The Family of Donal Walsh, including his Father and Mother Fionnbar and Elma Walsh and their daughter Jema console each other as the remains of Donal Walsh are brought from St Johns Church in Tralee Co Kerry yesterday. Pic Steve Humphreys 15th May 2013.

THREE weeks after Donal Walsh died, his family are coping with their loss day by day.

Fionbarr Walsh – the father of the inspirational 16-year-old – said his family are trying to live their lives as their son would have wished.

"We're trying to live on, to live out his Donal's legacy.

"He has left quite a legacy behind him. We're taking it day by day, as the song says: 'One day at a time'," Mr Walsh said.

"Donal was a special kid.

"He wasn't a saint, but he did have a way with words.

"In the last eight weeks he showed his craft with words. He cut through the bulls***.

"He said things about suicide. He said things about Crumlin (children's hospital) and he said things about his mountains that he had to climb in his life," Mr Walsh said.

Mr Walsh described the "shocking" conditions at Our Lady's Hospital in Crumlin which his son and the family endured for four years.

St John's Cancer Ward at the hospital has since been completely renovated and handed over to the hospital in recent days. It cost €4m which was funded entirely from public donations.

Sinks

Unfortunately for Donal and his heartbroken family, the upgraded cancer wing arrived far too late.

"We were sleeping on cot beds.
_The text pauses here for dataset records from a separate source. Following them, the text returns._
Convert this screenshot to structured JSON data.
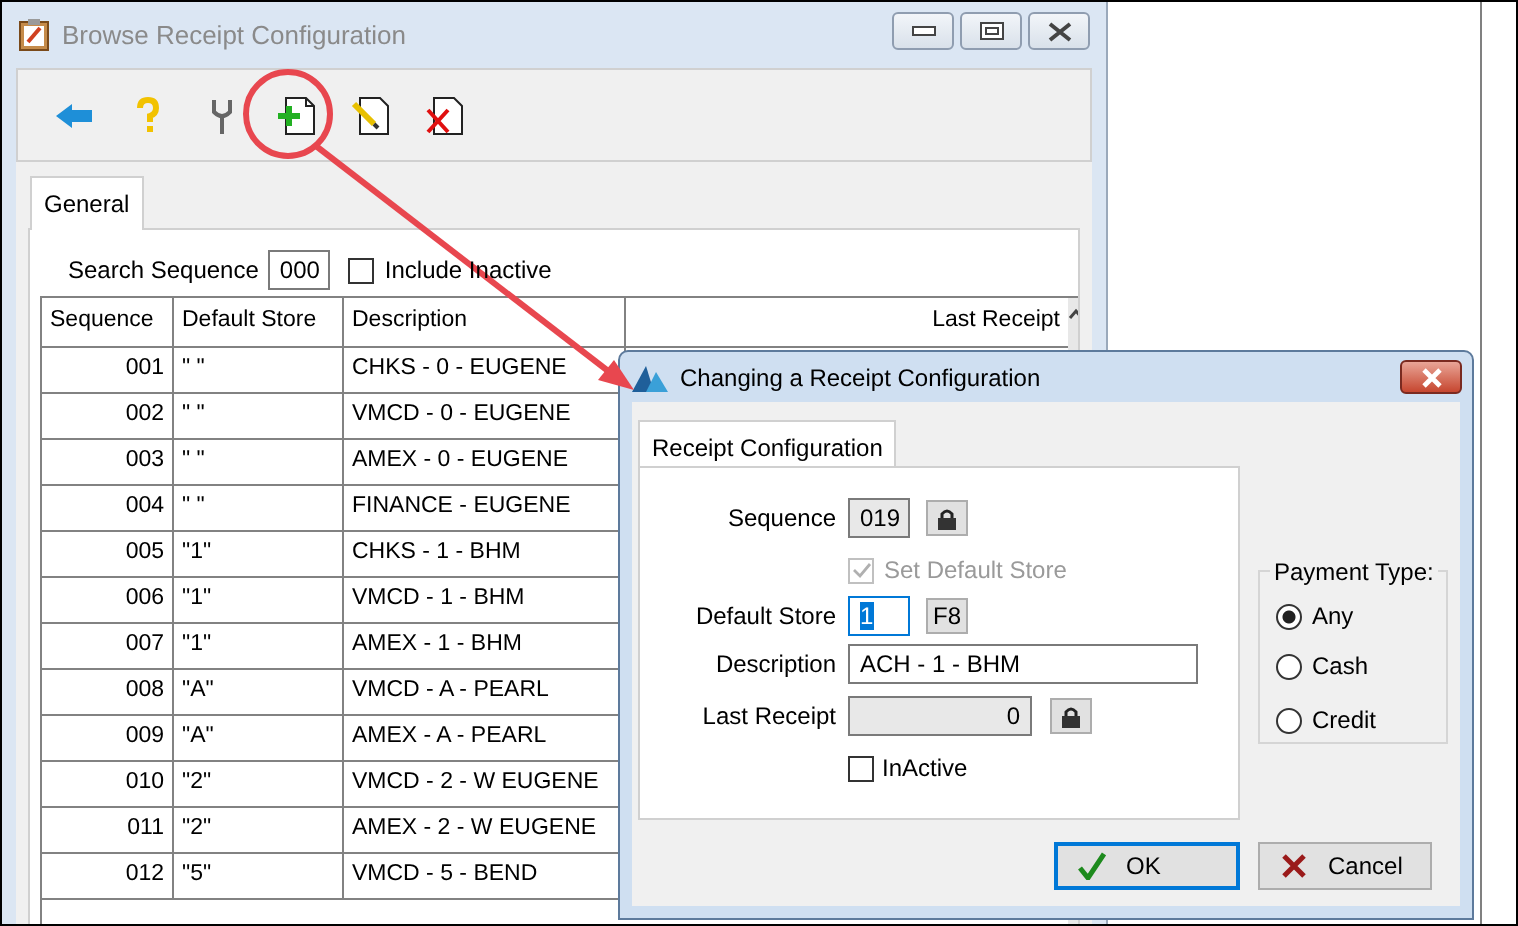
{
  "browse_window": {
    "title": "Browse Receipt Configuration",
    "tabs": [
      {
        "label": "General",
        "selected": true
      }
    ],
    "search": {
      "label": "Search Sequence",
      "value": "000"
    },
    "include_inactive": {
      "label": "Include Inactive",
      "checked": false
    },
    "table": {
      "columns": [
        "Sequence",
        "Default Store",
        "Description",
        "Last Receipt"
      ],
      "rows": [
        [
          "001",
          "\" \"",
          "CHKS - 0 - EUGENE"
        ],
        [
          "002",
          "\" \"",
          "VMCD - 0 - EUGENE"
        ],
        [
          "003",
          "\" \"",
          "AMEX - 0 - EUGENE"
        ],
        [
          "004",
          "\" \"",
          "FINANCE - EUGENE"
        ],
        [
          "005",
          "\"1\"",
          "CHKS - 1 - BHM"
        ],
        [
          "006",
          "\"1\"",
          "VMCD - 1 - BHM"
        ],
        [
          "007",
          "\"1\"",
          "AMEX - 1 - BHM"
        ],
        [
          "008",
          "\"A\"",
          "VMCD - A - PEARL"
        ],
        [
          "009",
          "\"A\"",
          "AMEX - A - PEARL"
        ],
        [
          "010",
          "\"2\"",
          "VMCD - 2 - W EUGENE"
        ],
        [
          "011",
          "\"2\"",
          "AMEX - 2 - W EUGENE"
        ],
        [
          "012",
          "\"5\"",
          "VMCD - 5 - BEND"
        ]
      ]
    }
  },
  "dialog": {
    "title": "Changing a Receipt Configuration",
    "tabs": [
      {
        "label": "Receipt Configuration",
        "selected": true
      }
    ],
    "sequence": {
      "label": "Sequence",
      "value": "019"
    },
    "set_default_store": {
      "label": "Set Default Store",
      "checked": true,
      "disabled": true
    },
    "default_store": {
      "label": "Default Store",
      "value": "1",
      "lookup_key": "F8"
    },
    "description": {
      "label": "Description",
      "value": "ACH - 1 - BHM"
    },
    "last_receipt": {
      "label": "Last Receipt",
      "value": "0"
    },
    "inactive": {
      "label": "InActive",
      "checked": false
    },
    "payment_type": {
      "label": "Payment Type:",
      "options": [
        {
          "label": "Any",
          "selected": true
        },
        {
          "label": "Cash",
          "selected": false
        },
        {
          "label": "Credit",
          "selected": false
        }
      ]
    },
    "buttons": [
      {
        "label": "OK",
        "kind": "ok",
        "default": true
      },
      {
        "label": "Cancel",
        "kind": "cancel",
        "default": false
      }
    ]
  }
}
I'm 6ft1in and most of the camp beds there are 5ft6in so you're sleeping on the likes of that beside your child who's sick and receiving chemotherapy and who is sharing the room with another child, who's in the same situation.

"There are machines beeping all night.

"The parents of the other child are sleeping beside their child," Mr Walsh said.

"So, you've four people sleeping in the same room, sharing two sinks and that's the facility including one wardrobe between the four of us," he said.

"There was one parental shower, catering for 14 rooms. Then there's one bathroom which is there for the 23 kids."

Since the upgrade, the children's cancer ward now houses 19 bedrooms and all with en-suite bathrooms.

There is a parents' room, a unit for teenage cancer patients, new play zones for younger patients and a school room.

Mr Walsh was addressing students from eight Limerick schools yesterday who raised over €7,000 in Donal's name for the upgrade of the hospital.